Snatching up the envelope, he was about to open it when he remembered what Monmouth had said. If I tamper with it in any way, he will know about it. He paused. He had thought at the time that this meant that the envelope was a test. And thinking about it logically, would Monmouth put something so incriminating into the very first message that he entrusted to Joseph? No, it was far more likely that the message was innocuous, perhaps no more than a code word to let Thornton know it was from Monmouth.

He put the envelope down. If I destroy it now, I’ll just be ensuring that Monmouth won’t trust me again. He’ll use some other way to do what he wants, and I won’t know anything about it.

Joseph got up and started to pace about the room. Surely it would be far better for him to play along for now, so that in future he would be entrusted with a really important message? Then a sudden thought struck him.

If I make the drop, and then hang around to see Thornton pick it up, I’ll have confirmed Ione’s theory!

Seized with excitement, he took off his pyjamas and got dressed again. Thornton probably checked the drop at night, when it was less busy, and Joseph himself was going to be spending the following day with Ione, so it would have to be now. He put the envelope into his jacket pocket, and opened the door to his room carefully. It was still an hour or so before midnight but the palatial apartment was in gloom and seemed deserted. He slipped carefully across the marble floor to the front door, and emerged into the corridor outside, patting his pocket to check that he had a key. Seconds later he was in the lift heading down to the Core.

As he had expected, it was virtually deserted. He encountered only a few couples returning from dinner, and a security guard. The statue of Atlas was found easily enough. It stood on its plinth about halfway along one of the arcades that led from the Core to the promenade.
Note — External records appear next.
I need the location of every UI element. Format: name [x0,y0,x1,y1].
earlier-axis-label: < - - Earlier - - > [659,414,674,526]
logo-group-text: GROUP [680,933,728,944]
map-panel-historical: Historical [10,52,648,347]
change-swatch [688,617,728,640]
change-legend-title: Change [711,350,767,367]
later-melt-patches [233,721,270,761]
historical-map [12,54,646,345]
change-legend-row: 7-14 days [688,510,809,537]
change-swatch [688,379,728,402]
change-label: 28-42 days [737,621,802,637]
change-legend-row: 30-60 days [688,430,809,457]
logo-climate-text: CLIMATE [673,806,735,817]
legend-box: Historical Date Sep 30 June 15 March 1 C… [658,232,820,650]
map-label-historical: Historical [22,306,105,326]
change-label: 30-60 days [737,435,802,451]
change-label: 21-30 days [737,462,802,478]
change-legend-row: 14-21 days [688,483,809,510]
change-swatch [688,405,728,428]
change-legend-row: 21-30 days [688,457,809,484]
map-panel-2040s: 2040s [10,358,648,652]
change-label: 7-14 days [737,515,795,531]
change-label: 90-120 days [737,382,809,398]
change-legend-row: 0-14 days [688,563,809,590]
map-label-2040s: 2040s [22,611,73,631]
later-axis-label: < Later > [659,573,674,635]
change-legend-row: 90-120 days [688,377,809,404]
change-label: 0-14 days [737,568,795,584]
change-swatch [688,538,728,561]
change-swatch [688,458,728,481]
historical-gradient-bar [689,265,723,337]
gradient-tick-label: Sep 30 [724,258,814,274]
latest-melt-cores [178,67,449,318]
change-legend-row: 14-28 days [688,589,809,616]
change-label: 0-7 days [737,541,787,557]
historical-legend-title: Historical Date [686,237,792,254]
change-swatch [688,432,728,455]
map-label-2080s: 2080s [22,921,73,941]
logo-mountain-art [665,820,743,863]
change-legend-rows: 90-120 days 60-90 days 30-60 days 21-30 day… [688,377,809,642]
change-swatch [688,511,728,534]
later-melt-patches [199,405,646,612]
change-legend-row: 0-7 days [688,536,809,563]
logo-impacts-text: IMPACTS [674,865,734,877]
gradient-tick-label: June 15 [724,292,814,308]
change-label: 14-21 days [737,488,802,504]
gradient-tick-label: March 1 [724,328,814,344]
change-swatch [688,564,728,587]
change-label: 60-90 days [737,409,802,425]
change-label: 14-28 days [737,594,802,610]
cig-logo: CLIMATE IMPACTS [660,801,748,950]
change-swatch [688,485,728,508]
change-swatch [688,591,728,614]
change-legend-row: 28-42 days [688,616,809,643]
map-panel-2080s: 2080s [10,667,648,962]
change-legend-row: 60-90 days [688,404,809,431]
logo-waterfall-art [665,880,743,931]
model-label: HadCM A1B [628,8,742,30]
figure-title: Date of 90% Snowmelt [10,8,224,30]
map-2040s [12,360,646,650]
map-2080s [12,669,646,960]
The golden figure’s bulging muscles showed the strain of holding up the huge globe of the Earth that rested across his shoulders, but Joseph slipped silently beneath it and dropped the envelope down the narrow gap between the back of the plinth and the wall. He then looked around for a hiding place.

Directly opposite the statue was a small portico that stood in front of a shop, some sort of fancy jeweller by the look of it. The portico was supported by two thick pillars, and the left-most one stood very close to the wall of the shop next door, which projected out in line with the end of the portico. Joseph crossed the arcade and discovered that if he sat with his back to the wall next to the pillar, he was in shadow and not visible to the casual observer. Nevertheless he could still see across the arcade to the statue, through the small gap between the pillar and the wall. He settled down to wait.

Despite the discomfort of sitting on cold hard marble, with an equally cold metal wall at his back, he found himself becoming drowsy. He dug his nails into the palms of his hands trying to keep awake, and shook his head vigorously. From time to time the tap-tap of footsteps would echo through the arcade, and he would come onto high alert, but the visitors never stopped, and he was always left alone again.

Then even the periodic footsteps ceased, and only time crept by. He became aware that the marble floor he was lying on was the one in the atrium of the bank, and he realised that he must have fallen asleep waiting for Churchill. There was an insistent tapping sound, which he knew was Mickey, knocking on the great oaken doors of the bank, and he wished he would stop.

“Go away, Mickey,” he murmured, and just as he did, the tapping ceased.

With a start, he came fully awake, blinking in confusion. I’m not in the bank, I’m on Aeropolis! He glanced out through the gap, and his heart seemed to stop as he saw the figure of a man, bending down next to the plinth of the statue. He held his breath as the man straightened up and slipped something into his jacket pocket. Glancing quickly around him, he turned to face briefly towards Joseph’s hiding place, showing his face clearly for a moment, before he hurried away.

Joseph sat back on his heels, feeling stunned and confused. For the light from the lamp over the statue of Atlas had shown the face, not of Clive Thornton, but of Blake Vanross.